Second, the core U2 snRNP was added to HeLa cell nuclear extract depleted of U2 snRNP but still containing particle-specific proteins. These particle-specific proteins were allowed to assemble onto 12S U2 snRNPs to form 17S U2 snRNPs. By adding pre-mRNA, the spliceosome assembly and the splicing reaction were analyzed.

It was known that, in contrast to other snRNAs, in vitro transcribed U2 snRNA without any modifications did not support splicing (see 2.1.2.1.1). To generate Fe-BABE modified U2 snRNAs, we needed to identify which modified residues are required for U2 function in splicing so that the chimaeric U2 snRNA with the required modifications and the Fe-BABE could be prepared. Thus, the results of the first part of this work paved the way for the analysis of the question in the second part.

In the first part of this thesis, the role and the requirement of the individual modification of U2 snRNA within the first 24 nucleotides were studied. At the beginning of this work, it was known that the in vitro transcribed, unmodified U2 snRNA was not capable of complementing pre-mRNA splicing in HeLa cell nuclear extracts depleted of U2, while the native, HeLa U2 snRNA did so efficiently (Segault et al., 1995). This indicated for the first time that modified nucleotides of U2 snRNA are essential for its function. Then, in a study carried out in Xenopus oocytes, it was shown that the modifications within the first 27 nucleotides of U2 snRNA were required for splicing and spliceosome assembly in vivo (Yu et al., 1998). However, the role that these modified nucleotides (13 pseudouridines and 10 2'-O-methyl groups) play for the structure and function of U2 snRNA remained to be investigated. In addition to this, according to Yu et al., 1998, the m3G cap of U2 snRNA was found to be essential for splicing within the context of the experimental system used. Therefore, we set out to investigate the requirement and the role of individual modifications within the first 24 nucleotides of the U2 snRNA by using the two-step reconstitution/complementation system. The native HeLa U2 snRNA, in vitro transcribed U2 snRNA and the chimaeric U2 snRNAs were used in this system. The chimaeric U2 snRNAs which contain different numbers and types of modifications within the first 24 nucleotides of U2 snRNA were generated via Moore and Sharp ligation (Moore and Sharp, 1992). After we have shown that the three pseudouridines and five 2'-O-methylations within the first 24 nucleotides of U2 snRNA are required for splicing, we analyzed the step of spliceosome assembly that they are essential for.

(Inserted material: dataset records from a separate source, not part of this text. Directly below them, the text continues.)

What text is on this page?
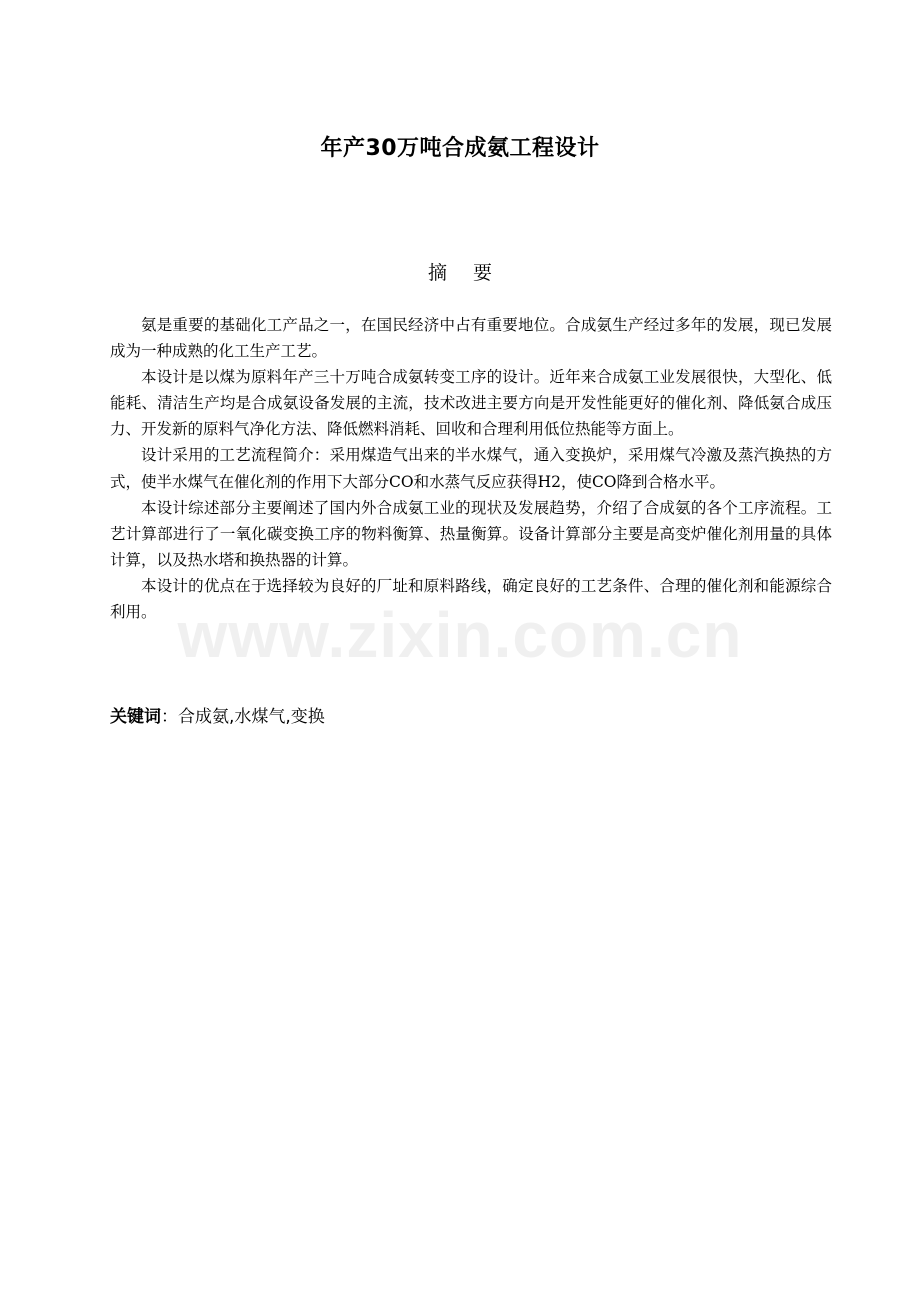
年产30万吨合成氨工程设计
摘 要

氨是重要的基础化工产品之一，在国民经济中占有重要地位。合成氨生产经过多年的发展，现已发展成为一种成熟的化工生产工艺。

本设计是以煤为原料年产三十万吨合成氨转变工序的设计。近年来合成氨工业发展很快，大型化、低能耗、清洁生产均是合成氨设备发展的主流，技术改进主要方向是开发性能更好的催化剂、降低氨合成压力、开发新的原料气净化方法、降低燃料消耗、回收和合理利用低位热能等方面上。

设计采用的工艺流程简介：采用煤造气出来的半水煤气，通入变换炉，采用煤气冷激及蒸汽换热的方式，使半水煤气在催化剂的作用下大部分CO和水蒸气反应获得H2，使CO降到合格水平。

本设计综述部分主要阐述了国内外合成氨工业的现状及发展趋势，介绍了合成氨的各个工序流程。工艺计算部进行了一氧化碳变换工序的物料衡算、热量衡算。设备计算部分主要是高变炉催化剂用量的具体计算，以及热水塔和换热器的计算。

本设计的优点在于选择较为良好的厂址和原料路线，确定良好的工艺条件、合理的催化剂和能源综合利用。

关键词：合成氨,水煤气,变换
www.zixin.com.cn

Importantly, it was also demonstrated in this study that the 5' terminal m3G cap is not required for the function of U2 snRNA in splicing in vitro. These findings were of utmost

practical importance, as this facilitates significantly the chemical synthesis of 5' terminal U2 RNA oligonucleotide which is 24 nucleotide long and contain the required modifications and a SH group at its 5' end. This SH groups is necessary to attach hydroxyl radical generator, Fe-BABE, at the 5' end of U2 snRNA to investigate which RNAs are in close proximity to this region of U2 snRNA in early spliceosomal complexes.

Distinct signals were observed on the pre-mRNA and U1 RNA in E complex indicating that these regions are located in close proximity to the 5' end of U2 RNA as investigated by primer extension analysis. Furthermore, the spatial proximities of the RNAs upon addition of ATP (the spliceosomal A complex) were investigated. In this way, the conformational changes of U1 and pre-mRNAs during spliceosomal E to A complex transition were monitored.

The cleavages observed on U1 snRNA provided constraints for modeling the orientation of U1 and U2 snRNPs in the E complex by using the protein-free 3D structure of U1 snRNA and the cryo-EM structure of U1 snRNP (Stark et al., 2001). Mapping of the cleavages observed on U1 RNA onto these structures revealed a distinct orientation of U2 relative to U1 in early spliceosomal complexes. The 5' end of U2 appears to be located on a specific "side" of the U1 snRNP, which for historical reasons designated as the "back"

of the particle. By the help of the hydroxyl radical cleavage data on U1, the 5' end of U1 snRNA was placed on the U1 snRNP structure.